Le 23 septembre dernier, l’auteur et comédien Patrice Godin a présenté en librairie son nouveau roman, Les Chiens, qui est la suite de sa troisième œuvre littéraire, Sauvage, Baby. Suivant les personnages d’Alexia et de Sam, Les Chiens propose une histoire psychologique sombre où le seul espoir de s’en sortir repose sur la relation humaine, celle des deux protagonistes.

Entretien avec Patrice Godin

D’où viennent tes idées pour écrire un roman?

J’aime les personnages qui sont blessés d’une quelconque façon. Des personnages qui ne sont ni noirs ni blancs et qui sont troublés. C’est probablement parce que je suis un acteur et que je suis habitué de travailler avec des personnages. Souvent, même avant l’histoire, c’est les personnages qui m’intéressent. J’aime en apprendre sur eux – plonger dans leur monde intérieur. Pour l’histoire, j’ai des grandes lignes qui apparaissent. J’ai un début, un milieu et une fin et, à travers ça, je me laisse assez libre pour rejoindre ces petits points-là que je me suis fixé.

Fais-tu des recherches dépendamment des sujets et des thèmes que tu veux aborder?

C’est pas des recherches, c’est des intérêts que j’ai. J’écoute beaucoup de podcasts. J’ai un ami qui est un ancien gars des Forces spéciales et qui est un peu mon repère quand j’ai des petites questions. Je ne suis pas quelqu’un qui va trop tomber dans la technique non plus.

Histoire que ça reste réaliste somme toute?

Oui que ça reste réaliste, mais en même temps, j’écris de la fiction; je n’ai pas la prétention d’être un ancien militaire. Je n’ai pas grandi dans ce milieu-là, je n’ai pas vécu ça. J’écris de la fiction, mais faut que ce soit plausible aussi.

As-tu fait des études en littérature pour réussir à jouer avec la structure narrative dans tes livres?

Non, je n’ai pas de cours d’écriture. L’écriture était ma deuxième option si ça n’avait pas fonctionné en interprétation. Quand je suis rentré à l’école nationale en 1989, j’étais inscrit en littérature. Je pense que c’est l’écriture à la maison – le travail d’écrire pleins d’affaires tout le temps – qui m’a aidé. La lecture aussi. J’ai tout le temps un livre, sinon plusieurs livres d’entamés en même temps. Je lis pleins d’affaires de tout bord tout côté.

Pour la structure narrative, j’aime ça faire des sauts dans le temps, des actions qui sont parallèles.
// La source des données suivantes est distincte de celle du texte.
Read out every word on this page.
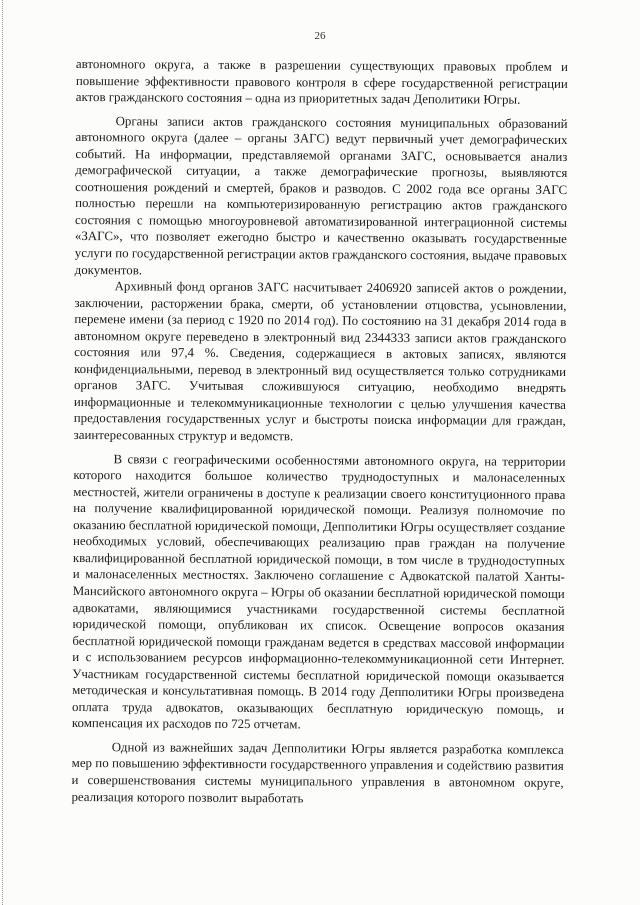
26

автономного округа, а также в разрешении существующих правовых проблем и повышение эффективности правового контроля в сфере государственной регистрации актов гражданского состояния – одна из приоритетных задач Деполитики Югры.

Органы записи актов гражданского состояния муниципальных образований автономного округа (далее – органы ЗАГС) ведут первичный учет демографических событий. На информации, представляемой органами ЗАГС, основывается анализ демографической ситуации, а также демографические прогнозы, выявляются соотношения рождений и смертей, браков и разводов. С 2002 года все органы ЗАГС полностью перешли на компьютеризированную регистрацию актов гражданского состояния с помощью многоуровневой автоматизированной интеграционной системы «ЗАГС», что позволяет ежегодно быстро и качественно оказывать государственные услуги по государственной регистрации актов гражданского состояния, выдаче правовых документов.

Архивный фонд органов ЗАГС насчитывает 2406920 записей актов о рождении, заключении, расторжении брака, смерти, об установлении отцовства, усыновлении, перемене имени (за период с 1920 по 2014 год). По состоянию на 31 декабря 2014 года в автономном округе переведено в электронный вид 2344333 записи актов гражданского состояния или 97,4 %. Сведения, содержащиеся в актовых записях, являются конфиденциальными, перевод в электронный вид осуществляется только сотрудниками органов ЗАГС. Учитывая сложившуюся ситуацию, необходимо внедрять информационные и телекоммуникационные технологии с целью улучшения качества предоставления государственных услуг и быстроты поиска информации для граждан, заинтересованных структур и ведомств.

В связи с географическими особенностями автономного округа, на территории которого находится большое количество труднодоступных и малонаселенных местностей, жители ограничены в доступе к реализации своего конституционного права на получение квалифицированной юридической помощи. Реализуя полномочие по оказанию бесплатной юридической помощи, Депполитики Югры осуществляет создание необходимых условий, обеспечивающих реализацию прав граждан на получение квалифицированной бесплатной юридической помощи, в том числе в труднодоступных и малонаселенных местностях. Заключено соглашение с Адвокатской палатой Ханты-Мансийского автономного округа – Югры об оказании бесплатной юридической помощи адвокатами, являющимися участниками государственной системы бесплатной юридической помощи, опубликован их список. Освещение вопросов оказания бесплатной юридической помощи гражданам ведется в средствах массовой информации и с использованием ресурсов информационно-телекоммуникационной сети Интернет. Участникам государственной системы бесплатной юридической помощи оказывается методическая и консультативная помощь. В 2014 году Депполитики Югры произведена оплата труда адвокатов, оказывающих бесплатную юридическую помощь, и компенсация их расходов по 725 отчетам.

Одной из важнейших задач Депполитики Югры является разработка комплекса мер по повышению эффективности государственного управления и содействию развития и совершенствования системы муниципального управления в автономном округе, реализация которого позволит выработать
Je trouve ça intéressant même si ça devient un casse-tête. J’aime m’amuser avec ça, avec la temporalité. Je ne veux pas me comparer à lui là, mais un peu comme Tarantino le fait au cinéma; il ne commence pas nécessairement ses films de manière structurée. Il déconstruit et j’aime ça faire ça.

Quand as-tu commencé l’écriture de Les Chiens?

J’écris tout le temps le livre entre janvier et avril. Je m’installe à mon bureau et j’écris entre 4h et 7h le matin. Sinon, je prends des notes – j’y réfléchis, j’y pense. J’ai mon idée en tête. Du moment où j’écris mon livre, inspiration ou pas, c’est du travail de bureau, c’est de la discipline. Je prépare mon café la veille et le lendemain, j’ai juste à le partir. Je m’installe à mon bureau, je suis tranquille; j’ai juste ma petite lumière d’allumée et il fait noir dehors. J’écris et à 7h, la maison se réveille.

Avec le confinement et les mesures restrictives, comment s’est déroulée l’écriture de ton dernier roman?

Ce qui a été compliqué au confinement, c’est l’événement qu’on vivait comme tel. La pandémie qui nous tombait dessus – l’arrêt complet de notre mode de vie, des choses qu’on connaît. Plus de travail, plus de restaurants, plus rien. Ça comme tout le monde, ça m’a troublé. Comme j’étais déjà en écriture – j’avais écrit un peu plus que la moitié du livre – j’ai eu un trou de création qui a duré un bon deux semaines. Je me levais le matin pour écrire, mais je n’étais pas capable : ça venait pas. J’étais plutôt plongé sur les réseaux sociaux à lire des nouvelles, des articles… Après ça, j’ai cassé ça. Faut que je travaille, que j’écrive et j’ai réussi à me sortir de ça.  

Quel est l’impact aimerais-tu avoir sur ton lectorat avec Les Chiens?

J’ai envie que les gens passent un bon moment de lecture. Un moment tendu peut-être et sombre, mais qu’ils passent un bon moment. J’essaie toujours dans mes livres – même si mes personnages sont troublés et brisés – de garder de l’espoir. Même à travers les choses difficiles, on finit toujours par s’en sortir.

Est-ce que tu souhaites amener ton lectorat vers une résilience – les pousser à aller chercher de l’aide, les inviter à parler de leurs maux?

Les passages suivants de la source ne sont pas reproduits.